During his chat with Fallon, Miranda reflected on the show’s decade on Broadway and shared a crowd-pleasing bit of trivia. He recalled the night Prince attended Hamilton, only for Miranda to be absent because he was deejaying a friend’s wedding, a scheduling clash he now calls the “FOMO of my life”.
Miranda also confirmed that the filmed version of Hamilton will return to movie theaters this year. The live capture, shot at the Richard Rodgers Theatre in 2016 with most of the original Broadway cast, will screen in the United States, Canada and Puerto Rico from 5 September, in the United Kingdom and Ireland from 26 September, and in Australia and New Zealand from 13 November. The theatrical presentation adds “Reuniting the Revolution”, a new prologue featuring fresh interviews with the original company. Tickets are on sale now.

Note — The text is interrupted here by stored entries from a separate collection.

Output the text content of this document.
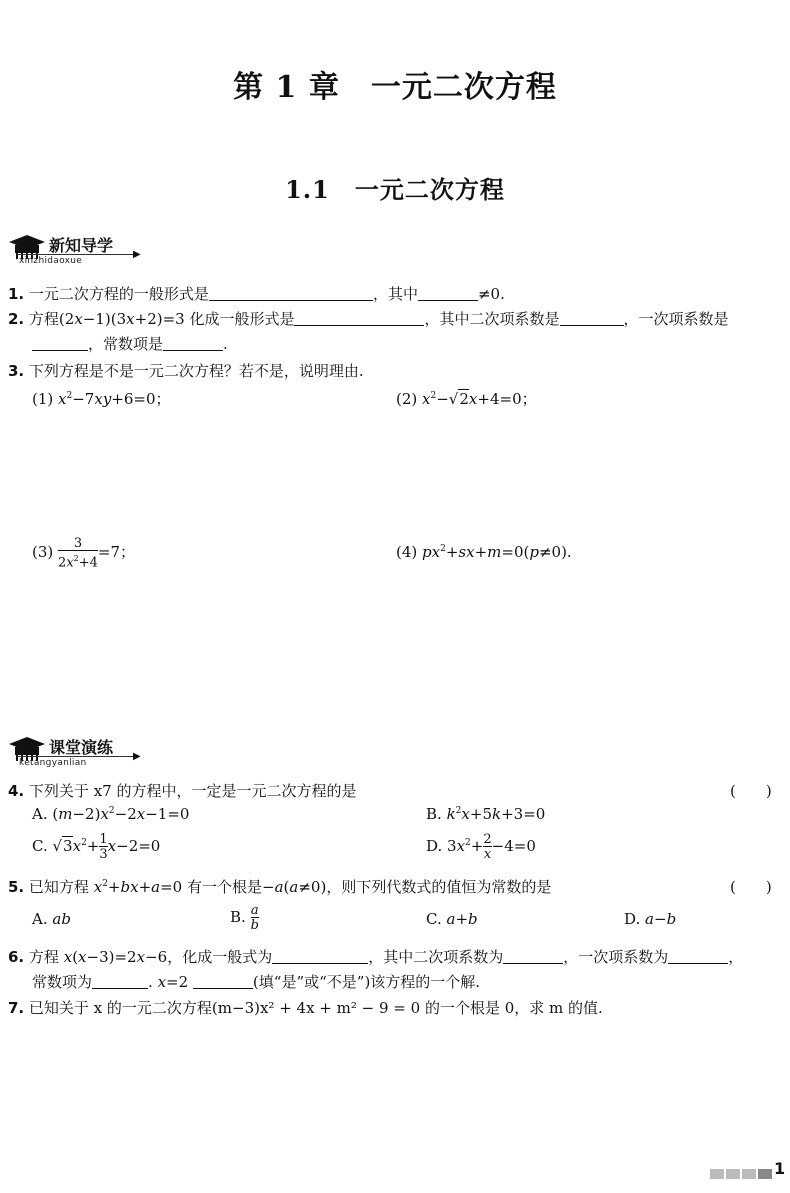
第 1 章　一元二次方程
1.1　一元二次方程
新知导学 ▶
xinzhidaoxue
1. 一元二次方程的一般形式是	，其中	≠0.
2. 方程(2x−1)(3x+2)=3 化成一般形式是	，其中二次项系数是	，一次项系数是
，常数项是	.
3. 下列方程是不是一元二次方程？若不是，说明理由.
(1) $x^2-7xy+6=0$；	(2) $x^2-√2x+4=0$；
$(3) \frac{3}{2x^2+4} =7$；	(4) $px^2+sx+m=0(p\ne 0)$.
课堂演练 ▶
ketangyanlian
4. 下列关于 x7 的方程中，一定是一元二次方程的是	(　　)
A. $(m-2)x^2-2x-1=0$	B. $k^2x+5k+3=0$
C. $√3x^2+ \frac{1}{3} x-2=0$	D. $3x^2+ \frac{2}{x} -4=0$
5. 已知方程 $x^2+bx+a=0$ 有一个根是−a(a≠0)，则下列代数式的值恒为常数的是	(　　)
A. ab	B. $\frac{a}{b}$	C. a+b	D. a−b
6. 方程 x(x−3)=2x−6，化成一般式为	，其中二次项系数为	，一次项系数为	，
常数项为	. x=2	(填“是”或“不是”)该方程的一个解.
7. 已知关于 x 的一元二次方程(m−3)x² + 4x + m² − 9 = 0 的一个根是 0，求 m 的值.
1
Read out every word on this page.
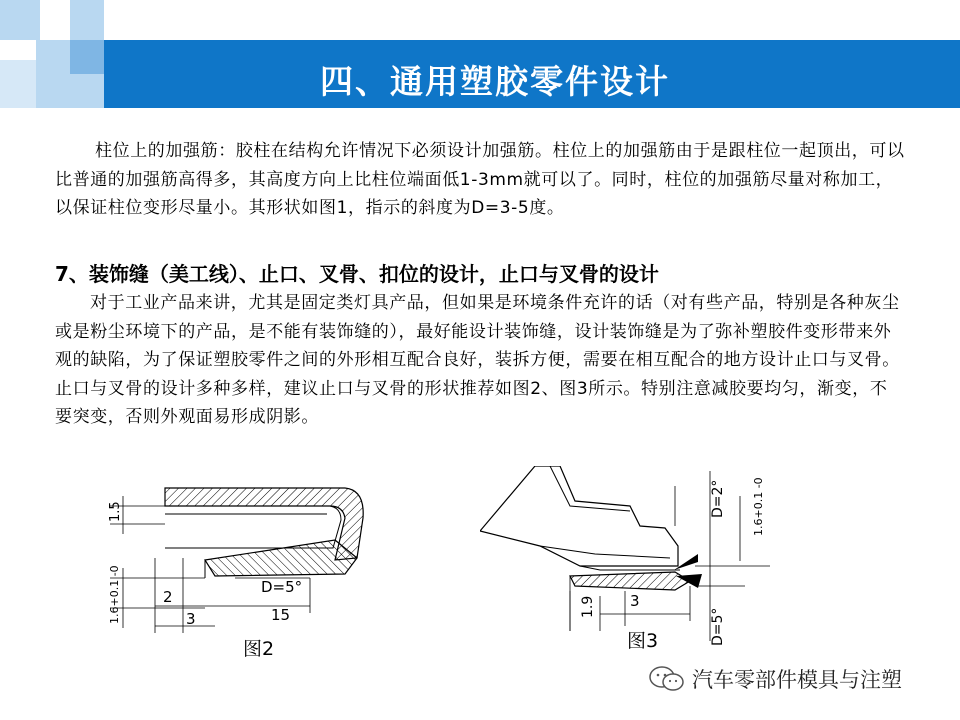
四、通用塑胶零件设计

柱位上的加强筋：胶柱在结构允许情况下必须设计加强筋。柱位上的加强筋由于是跟柱位一起顶出，可以比普通的加强筋高得多，其高度方向上比柱位端面低1-3mm就可以了。同时，柱位的加强筋尽量对称加工，以保证柱位变形尽量小。其形状如图1，指示的斜度为D=3-5度。

7、装饰缝（美工线）、止口、叉骨、扣位的设计，止口与叉骨的设计

对于工业产品来讲，尤其是固定类灯具产品，但如果是环境条件充许的话（对有些产品，特别是各种灰尘或是粉尘环境下的产品，是不能有装饰缝的），最好能设计装饰缝，设计装饰缝是为了弥补塑胶件变形带来外观的缺陷，为了保证塑胶零件之间的外形相互配合良好，装拆方便，需要在相互配合的地方设计止口与叉骨。止口与叉骨的设计多种多样，建议止口与叉骨的形状推荐如图2、图3所示。特别注意减胶要均匀，渐变，不要突变，否则外观面易形成阴影。

1.5
D=5°
2
15
1.6+0.1 -0	3
图2
D=2° 1.6+0.1 -0
1.9 3
D=5°
图3
汽车零部件模具与注塑
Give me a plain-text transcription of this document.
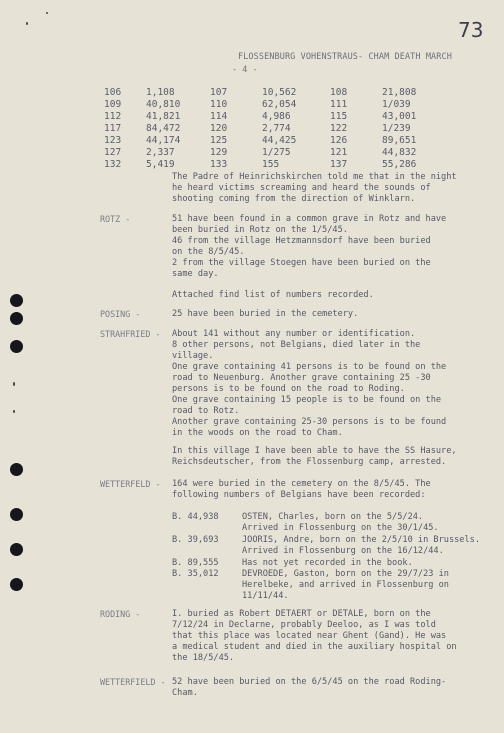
73
FLOSSENBURG VOHENSTRAUS- CHAM DEATH MARCH
- 4 -
106	1,108	107	10,562	108	21,808
109	40,810	110	62,054	111	1/039
112	41,821	114	4,986	115	43,001
117	84,472	120	2,774	122	1/239
123	44,174	125	44,425	126	89,651
127	2,337	129	1/275	121	44,832
132	5,419	133	155	137	55,286
The Padre of Heinrichskirchen told me that in the night
he heard victims screaming and heard the sounds of
shooting coming from the direction of Winklarn.
ROTZ -	51 have been found in a common grave in Rotz and have
been buried in Rotz on the 1/5/45.
46 from the village Hetzmannsdorf have been buried
on the 8/5/45.
2 from the village Stoegen have been buried on the
same day.
Attached find list of numbers recorded.
POSING -	25 have been buried in the cemetery.
STRAHFRIED - About 141 without any number or identification.
8 other persons, not Belgians, died later in the
village.
One grave containing 41 persons is to be found on the
road to Neuenburg. Another grave containing 25 -30
persons is to be found on the road to Roding.
One grave containing 15 people is to be found on the
road to Rotz.
Another grave containing 25-30 persons is to be found
in the woods on the road to Cham.
In this village I have been able to have the SS Hasure,
Reichsdeutscher, from the Flossenburg camp, arrested.
WETTERFELD - 164 were buried in the cemetery on the 8/5/45. The
following numbers of Belgians have been recorded:
B. 44,938	OSTEN, Charles, born on the 5/5/24.
Arrived in Flossenburg on the 30/1/45.
B. 39,693	JOORIS, Andre, born on the 2/5/10 in Brussels.
Arrived in Flossenburg on the 16/12/44.
B. 89,555	Has not yet recorded in the book.
B. 35,012	DEVROEDE, Gaston, born on the 29/7/23 in
Herelbeke, and arrived in Flossenburg on
11/11/44.
RODING -	I. buried as Robert DETAERT or DETALE, born on the
7/12/24 in Declarne, probably Deeloo, as I was told
that this place was located near Ghent (Gand). He was
a medical student and died in the auxiliary hospital on
the 18/5/45.
WETTERFIELD - 52 have been buried on the 6/5/45 on the road Roding-
Cham.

The medley follows a wave of anniversary moments for the juggernaut musical. In June, original cast members reunited at the Tony Awards for a multiple song performance that traced the show’s greatest hits and underlined its staying power.
Hamilton opened on Broadway on 6 August 2015 and has since won 11 Tony Awards alongside the Pulitzer Prize for Drama, a Grammy Award and an Olivier Award. A filmed version first debuted on Disney Plus in July 2020, after plans for an earlier theatrical rollout were disrupted, and it has remained a gateway for new audiences discovering the production at home. The return to cinemas gives fans a chance to experience the stage capture on the big screen, with added context from the new prologue.
For those who missed the Tonight Show appearance, NBC has posted the classroom instruments clip and the full interview online. Both segments double as a teaser for the cinematic return, and as a brisk reminder of why Hamiltonbecame a cultural landmark in the first place.